Saturday, January 27, 2018
Ionstar takes on combined chemotherepeutics in pancreatic cancer!
I'm admittedly biased, but I unabashedly love the IonStar methodology.
#1 reason? The Qu lab developed a pipeline for sample prep, running their instruments and they don't vary from it.
An awesome thing about our field is that we're tinkerers. Let's try this new sample prep method. We'll get 4% more IDs. Or let's mess with the gradient here and that'll get us 2% here.
Could Qu lab take every sample that comes in the door and reoptimize their sample prep and instrument parameters and maybe get a little better data? Probably. Could they introduce more sample handling like sample specific fractionation protocols and get deeper coverage? Definitely. But the number one thing they focus on is run-to-run reproducibility and feel free to pull some RAW files and line up the peaks. They are shockingly consistent from one study to the next. These aren't the results you get if you tinker from one experiment to the next. They aren't the results you get if your department's big deal MD sends half of a sample he/she is totally fixated on to one proteomics lab and the other half to another.

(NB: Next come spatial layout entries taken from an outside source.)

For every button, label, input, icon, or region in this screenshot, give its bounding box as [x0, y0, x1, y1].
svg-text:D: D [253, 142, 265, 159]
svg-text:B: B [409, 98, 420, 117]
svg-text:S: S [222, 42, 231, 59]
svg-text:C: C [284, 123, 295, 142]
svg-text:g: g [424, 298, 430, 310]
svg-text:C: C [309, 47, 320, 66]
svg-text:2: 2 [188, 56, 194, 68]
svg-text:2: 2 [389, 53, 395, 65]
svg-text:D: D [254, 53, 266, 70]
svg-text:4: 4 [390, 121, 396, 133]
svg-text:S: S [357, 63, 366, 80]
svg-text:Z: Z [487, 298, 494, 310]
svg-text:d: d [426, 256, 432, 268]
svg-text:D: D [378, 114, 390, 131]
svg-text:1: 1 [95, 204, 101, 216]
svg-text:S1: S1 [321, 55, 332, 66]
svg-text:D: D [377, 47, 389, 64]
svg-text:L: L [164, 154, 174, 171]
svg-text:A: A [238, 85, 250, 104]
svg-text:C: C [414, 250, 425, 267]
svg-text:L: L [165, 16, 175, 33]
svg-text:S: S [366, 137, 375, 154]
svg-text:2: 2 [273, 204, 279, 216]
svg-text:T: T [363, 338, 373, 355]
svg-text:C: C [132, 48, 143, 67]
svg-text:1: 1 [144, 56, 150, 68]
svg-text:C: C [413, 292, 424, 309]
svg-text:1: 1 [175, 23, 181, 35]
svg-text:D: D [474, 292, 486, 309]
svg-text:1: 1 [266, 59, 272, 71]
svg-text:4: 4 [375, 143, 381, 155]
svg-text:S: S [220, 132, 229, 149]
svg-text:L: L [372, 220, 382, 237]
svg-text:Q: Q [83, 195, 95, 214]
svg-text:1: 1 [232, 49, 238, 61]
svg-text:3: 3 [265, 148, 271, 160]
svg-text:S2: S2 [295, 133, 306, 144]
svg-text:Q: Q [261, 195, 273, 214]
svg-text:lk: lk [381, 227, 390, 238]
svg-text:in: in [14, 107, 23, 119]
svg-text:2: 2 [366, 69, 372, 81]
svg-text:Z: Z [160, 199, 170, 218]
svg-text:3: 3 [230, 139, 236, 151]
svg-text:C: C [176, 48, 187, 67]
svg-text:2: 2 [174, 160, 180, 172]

(Typical MD response to low reproducibility...)
Case in point is yet another great and powerful application of the IonStar methodology in press at MCP. This. study. is. awesome.
One of the oncologists's biggest core problems is -- what nasty, probably toxic chemotherapy drug do you subject this poor patient to that will have the best chance of killing the tumor and the least chance of killing the patient? Complicate that with the fact that combination therapies are probably the way they have to go -- and they are often making these decisions with less information than they'd really like to. Any extra info might help them make a better choice. These aren't trivial choices. A person's life might hinge on picking the right 2 drugs and how much of them...based on a couple ELISAs and amplification of..what?...maybe 50 genetic targets...?
In this study the authors take pancreatic cancer cells and characterize their response to single and combination therapies. This allows them to characterize the downstream effects and helps elucidate why the combination ends up being effective in these specific cell lines.
Okay -- and here is the best part and I'll get off my soap box. They looked at 40 samples here. If someone brings them in 20 more samples from, for example, patients who have been treated with these drugs they'll be able to run those new samples and line them back up. The same sample prep, the same trap and column manufacturer and the same gradient, LC and MS parameters will allow them to continue to add data to this cohort and extract useful quantitative measurements across all of the samples from beginning to end. I'd argue that this is every bit -- if not more -- valuable in many contexts than picking up 10% more peptide IDs in the second cohort and losing some of your original measurements in the process.
Don't get me wrong. It's AWESOME that we're tinkering with proteomics and coming up with new methods and techniques and pushing our field forward. This works for the theoretical proteomics and you could argue our labs that are innovating like this are our field's major driving force. Unfortunately, it is also the number 1 thing slowing down the realization of clinical proteomics and this study is another example of how focusing on reproducible measurements over innovation is what we'll have to do to bridge the gap.